"Fancy people going out and trying to slaughter one another on a day like this!" he cried, looking with pink-lidded eyes at the sparse trees and scanty shade amid the white flood of sunshine.
"Well, you'd go out, if you had the chance," I said.
"And hate it like Hell all the time!" he murmured reflectively, as he mechanically took a salute. "I've seen enough people in the casualty lists to realise that war is a dangerous occupation, Stornaway; and I've met enough fellows home on leave.... You know Jim Loring's gone, by the way?" His teeth grated together. "This—this is the very thing that my uncle Bertrand and I spent half-a-dozen years trying to avert! Well, I must be getting back to work. If this war's done nothing else, at least it's cured me of the conventional, twelve-to-three-with-two-hours-off-for-luncheon view of Government offices. With me it's nine-thirty to eight, six days' holiday in twelve months and about one week-end in three."

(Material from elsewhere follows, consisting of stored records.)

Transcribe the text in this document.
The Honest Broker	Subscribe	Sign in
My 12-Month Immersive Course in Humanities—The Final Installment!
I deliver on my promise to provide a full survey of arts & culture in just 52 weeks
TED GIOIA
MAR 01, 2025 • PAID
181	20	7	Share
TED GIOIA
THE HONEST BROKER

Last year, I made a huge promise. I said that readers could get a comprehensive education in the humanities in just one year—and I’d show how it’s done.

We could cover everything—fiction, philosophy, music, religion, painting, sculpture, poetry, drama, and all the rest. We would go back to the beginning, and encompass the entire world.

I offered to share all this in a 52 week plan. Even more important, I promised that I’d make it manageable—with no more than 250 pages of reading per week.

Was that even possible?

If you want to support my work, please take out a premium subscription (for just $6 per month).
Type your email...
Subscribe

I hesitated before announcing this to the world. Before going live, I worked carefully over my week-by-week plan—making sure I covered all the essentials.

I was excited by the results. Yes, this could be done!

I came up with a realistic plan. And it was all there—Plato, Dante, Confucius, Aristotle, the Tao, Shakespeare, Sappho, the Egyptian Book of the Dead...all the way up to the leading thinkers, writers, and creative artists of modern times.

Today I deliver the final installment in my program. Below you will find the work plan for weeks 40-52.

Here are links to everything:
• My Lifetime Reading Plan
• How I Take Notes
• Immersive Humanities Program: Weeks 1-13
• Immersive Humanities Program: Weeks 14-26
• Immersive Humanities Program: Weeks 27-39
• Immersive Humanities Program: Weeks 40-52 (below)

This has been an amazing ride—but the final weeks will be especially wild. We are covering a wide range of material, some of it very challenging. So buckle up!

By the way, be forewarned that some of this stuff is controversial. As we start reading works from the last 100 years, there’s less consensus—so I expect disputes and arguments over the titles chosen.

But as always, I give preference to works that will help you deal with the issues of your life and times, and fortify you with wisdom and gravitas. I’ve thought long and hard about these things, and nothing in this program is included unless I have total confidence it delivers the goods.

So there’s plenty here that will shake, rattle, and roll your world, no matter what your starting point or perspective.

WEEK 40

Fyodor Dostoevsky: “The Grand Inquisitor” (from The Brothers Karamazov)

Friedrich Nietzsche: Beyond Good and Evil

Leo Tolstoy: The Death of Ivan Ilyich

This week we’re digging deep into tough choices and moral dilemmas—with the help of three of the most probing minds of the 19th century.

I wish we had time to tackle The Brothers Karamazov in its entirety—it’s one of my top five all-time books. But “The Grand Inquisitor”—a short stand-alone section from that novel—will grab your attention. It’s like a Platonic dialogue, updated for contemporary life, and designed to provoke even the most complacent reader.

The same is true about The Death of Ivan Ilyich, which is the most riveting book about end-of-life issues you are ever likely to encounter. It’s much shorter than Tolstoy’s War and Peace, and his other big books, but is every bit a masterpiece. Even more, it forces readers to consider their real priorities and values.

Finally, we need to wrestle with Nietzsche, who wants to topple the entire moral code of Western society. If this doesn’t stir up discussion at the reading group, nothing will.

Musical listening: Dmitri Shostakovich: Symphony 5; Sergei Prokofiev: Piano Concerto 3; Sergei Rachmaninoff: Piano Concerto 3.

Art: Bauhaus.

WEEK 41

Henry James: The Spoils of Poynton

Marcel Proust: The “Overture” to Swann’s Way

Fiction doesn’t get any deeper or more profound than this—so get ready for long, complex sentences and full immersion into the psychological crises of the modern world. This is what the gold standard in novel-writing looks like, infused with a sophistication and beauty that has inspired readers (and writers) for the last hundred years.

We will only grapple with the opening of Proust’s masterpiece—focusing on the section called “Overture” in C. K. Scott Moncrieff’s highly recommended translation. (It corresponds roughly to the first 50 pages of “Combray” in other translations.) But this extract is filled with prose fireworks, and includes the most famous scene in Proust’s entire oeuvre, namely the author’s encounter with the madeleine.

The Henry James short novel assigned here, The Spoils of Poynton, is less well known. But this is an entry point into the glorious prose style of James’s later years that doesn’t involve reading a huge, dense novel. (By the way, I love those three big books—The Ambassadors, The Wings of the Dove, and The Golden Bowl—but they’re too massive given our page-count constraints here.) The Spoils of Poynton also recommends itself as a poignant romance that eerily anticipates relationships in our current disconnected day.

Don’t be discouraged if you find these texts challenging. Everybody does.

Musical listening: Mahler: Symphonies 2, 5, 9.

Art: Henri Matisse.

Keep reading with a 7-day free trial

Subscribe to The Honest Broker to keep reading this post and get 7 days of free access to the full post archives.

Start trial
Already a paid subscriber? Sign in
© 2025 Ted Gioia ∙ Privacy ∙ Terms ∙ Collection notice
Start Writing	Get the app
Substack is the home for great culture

As I would not come into his office and waste his time there, we wasted it for a few moments more by the Cook monument. George tried to give me my bearings, interrupting himself to ask jerkily, "I suppose you've heard that Jack Summertown's dead? He was knocked out at the same time as your nephew. And Val Arden?..."
I had an additional tragedy in which Oakleigh did not share, for we were almost within sight of the house which poor Deryk Lancing had so proudly adorned: on such another day he had taken me over it, room by room; I had heard that he died on the very evening that war was declared, yet I suppose he only anticipated what would have come to anyone of his age in six months' time.
"I suppose you can't imagine what all this looks like to a man who's seeing it for the first time," I said. "All this drilling and training. How many of these fellows will come back, d'you suppose? And what are we going to get in return?"
He smiled wistfully.
"A lasting peace, I hope. It can never happen again, you know."
"I never thought it could happen this time," I said.
"Well, this is going to prove that war is a failure. Perhaps we needed the proof.... You'll find that after the war people will begin to do what we—you and Bertrand and I and a thousand more—tried to make them do before—remove the incentive to war and the means of making war. There must be a general disarmament, the military machine must be broken. You'll find that Germany will be a confederated republic within twelve months—we can never make peace while there's a Hohenzollern at large. You know, Stornaway, this war's given us the opportunity of healing the sore places of Europe, and there's only one way to do it; when the peace conference begins to sit, it has got to divide the world according to nationalities. Belgium and France will have to be cleaned up first of all, and after that we must let the world go as it wants to go. Alsace-Lorraine will return to France; you'll find north and south Germany separating; Poland must be reconstituted; Italy will get back the Trentino and Trieste, though, of course, that leaves Austria without a port.... But you'll find Austria-Hungary splitting into a thousand pieces as soon as you apply the principle of nationality. I'm not sure about Constantinople, but I'm inclined to give it to Russia.... It's worth some sacrifice to clean up the international anomalies of the world and to make an end of war."